São Paulo – O presidente da Comissão da Anistia e secretário
nacional de Justiça, Paulo Abrão, disse hoje (20), em São Paulo, que a
deficiência estrutural do sistema de Justiça brasileiro dificulta os
trabalhos de busca e de identificação das ossadas que foram encontradas
em 1990 na vala clandestina do Cemitério de Perus, em São Paulo.
Entre
os restos mortais, acredita-se que muitos são de desaparecidos políticos
da ditadura militar. “Esse caso, da vala clandestina de Perus, aponta na cara do Estado
uma deficiência estrutural e organizacional do nosso sistema de Justiça.
O fato de não podermos constituir uma expertise e uma carreira de
Estado de antropólogos e arqueólogos forenses demonstra um vácuo, uma
lacuna no Estado de Direito brasileiro”, disse Abrão, ao participar na
tarde de hoje (20) de uma audiência pública na Assembleia Legislativa de
São Paulo, promovida pela Comissão Estadual da Verdade de São Paulo
para discutir a questão das ossadas do Cemitério de Perus.
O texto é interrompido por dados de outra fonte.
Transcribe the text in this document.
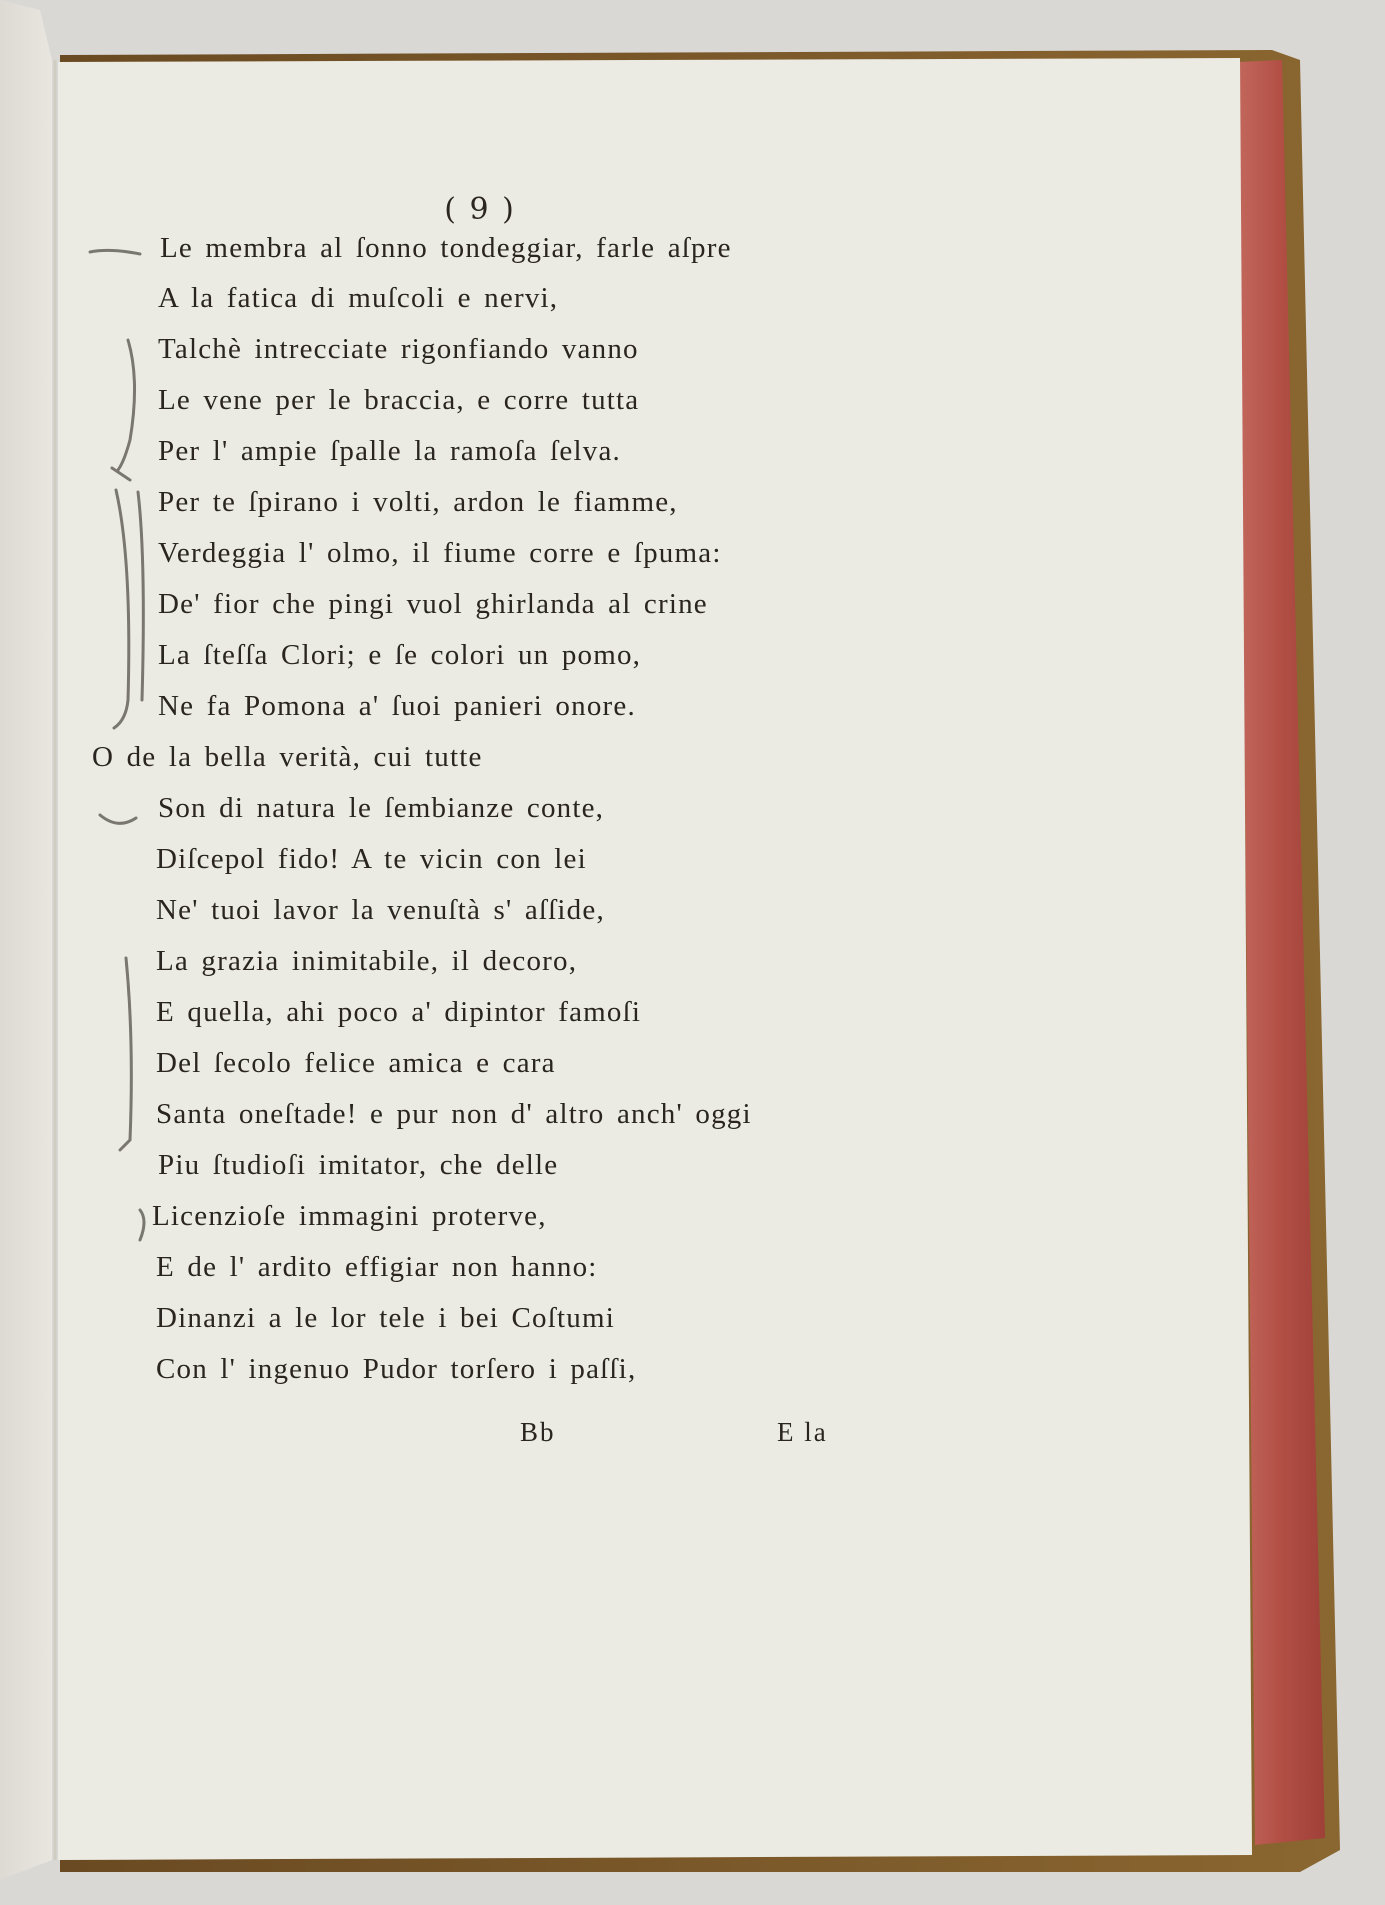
( 9 )
Le membra al ſonno tondeggiar, farle aſpre
A la fatica di muſcoli e nervi,
Talchè intrecciate rigonfiando vanno
Le vene per le braccia, e corre tutta
Per l' ampie ſpalle la ramoſa ſelva.
Per te ſpirano i volti, ardon le fiamme,
Verdeggia l' olmo, il fiume corre e ſpuma:
De' fior che pingi vuol ghirlanda al crine
La ſteſſa Clori; e ſe colori un pomo,
Ne fa Pomona a' ſuoi panieri onore.
O de la bella verità, cui tutte
Son di natura le ſembianze conte,
Diſcepol fido! A te vicin con lei
Ne' tuoi lavor la venuſtà s' aſſide,
La grazia inimitabile, il decoro,
E quella, ahi poco a' dipintor famoſi
Del ſecolo felice amica e cara
Santa oneſtade! e pur non d' altro anch' oggi
Piu ſtudioſi imitator, che delle
Licenzioſe immagini proterve,
E de l' ardito effigiar non hanno:
Dinanzi a le lor tele i bei Coſtumi
Con l' ingenuo Pudor torſero i paſſi,
Bb	E la
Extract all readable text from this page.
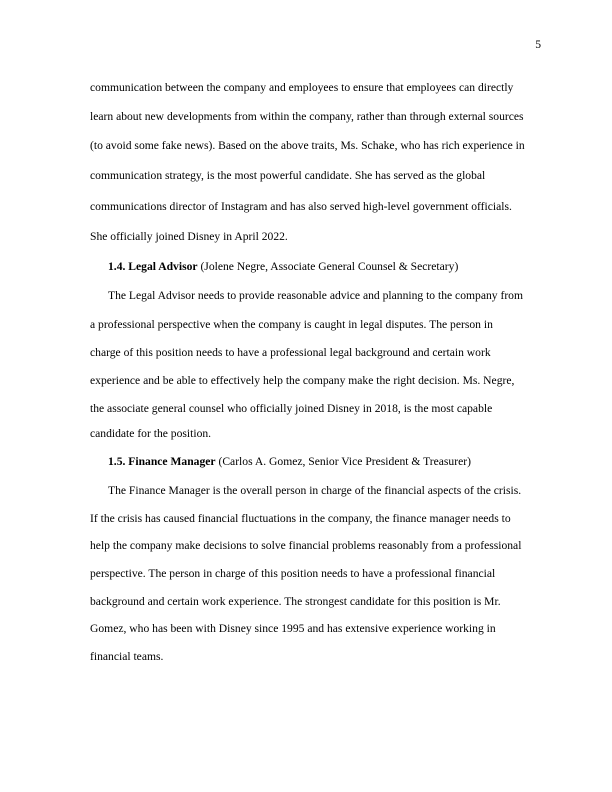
5
communication between the company and employees to ensure that employees can directly
learn about new developments from within the company, rather than through external sources
(to avoid some fake news). Based on the above traits, Ms. Schake, who has rich experience in
communication strategy, is the most powerful candidate. She has served as the global
communications director of Instagram and has also served high-level government officials.
She officially joined Disney in April 2022.
1.4. Legal Advisor (Jolene Negre, Associate General Counsel & Secretary)
The Legal Advisor needs to provide reasonable advice and planning to the company from
a professional perspective when the company is caught in legal disputes. The person in
charge of this position needs to have a professional legal background and certain work
experience and be able to effectively help the company make the right decision. Ms. Negre,
the associate general counsel who officially joined Disney in 2018, is the most capable
candidate for the position.
1.5. Finance Manager (Carlos A. Gomez, Senior Vice President & Treasurer)
The Finance Manager is the overall person in charge of the financial aspects of the crisis.
If the crisis has caused financial fluctuations in the company, the finance manager needs to
help the company make decisions to solve financial problems reasonably from a professional
perspective. The person in charge of this position needs to have a professional financial
background and certain work experience. The strongest candidate for this position is Mr.
Gomez, who has been with Disney since 1995 and has extensive experience working in
financial teams.
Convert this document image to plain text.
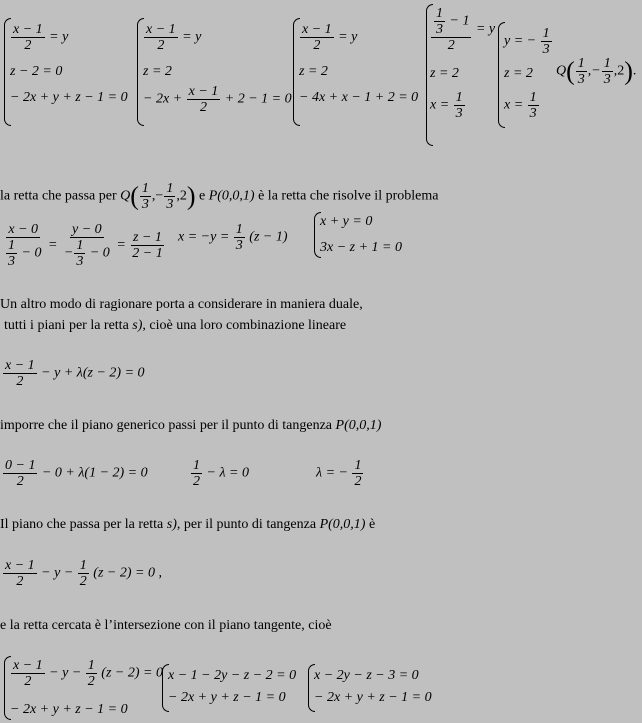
$\frac{x - 1}{2} = y$
z − 2 = 0
− 2x + y + z − 1 = 0
$\frac{x - 1}{2} = y$
z = 2
− $2x + \frac{x - 1}{2} + 2 - 1 = 0$
$\frac{x - 1}{2} = y$
z = 2
− 4x + x − 1 + 2 = 0
$\frac{\frac{1}{3} - 1}{2} = y$
z = 2
$x = \frac{1}{3}$
y = − $\frac{1}{3}$
z = 2
$x = \frac{1}{3}$
$Q( \frac{1}{3}$ ,− $\frac{1}{3} ,2$).
la retta che passa per $Q( \frac{1}{3}$ ,− $\frac{1}{3} ,2$) e P(0,0,1) è la retta che risolve il problema
$\frac{x - 0}{\frac{1}{3} - 0} = \frac{y - 0}{- \frac{1}{3} - 0} = \frac{z - 1}{2 - 1}$ $x = -y = \frac{1}{3} (z - 1)$
x + y = 0
3x − z + 1 = 0
Un altro modo di ragionare porta a considerare in maniera duale,
tutti i piani per la retta s), cioè una loro combinazione lineare
$\frac{x - 1}{2} - y + \lambda(z - 2) = 0$
imporre che il piano generico passi per il punto di tangenza P(0,0,1)
$\frac{0 - 1}{2} - 0 + \lambda(1 - 2) = 0$	$\frac{1}{2} - \lambda = 0$	λ = − $\frac{1}{2}$
Il piano che passa per la retta s), per il punto di tangenza P(0,0,1) è
$\frac{x - 1}{2} - y - \frac{1}{2} (z - 2) = 0$ ,
e la retta cercata è l’intersezione con il piano tangente, cioè
$\frac{x - 1}{2} - y - \frac{1}{2} (z - 2) = 0$
− 2x + y + z − 1 = 0
x − 1 − 2y − z − 2 = 0
− 2x + y + z − 1 = 0
x − 2y − z − 3 = 0
− 2x + y + z − 1 = 0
Segundo Abrão, a dificuldade de cada estado brasileiro em criar a
carreira de antropólogos e arqueólogos forenses, “têm impedido novos
avanços” em casos envolvendo os mortos e desaparecidos políticos. “Não
existe no Brasil um órgão específico, com uma carreira profissional e
estatal, de antropólogos e arqueólogos forenses. É o momento de
pensarmos sobre isso. Isso compete aos estados, que constitucionalmente
são responsáveis pela matéria de segurança pública, e poderia também
existir uma unidade administrativa federal”, disse ele.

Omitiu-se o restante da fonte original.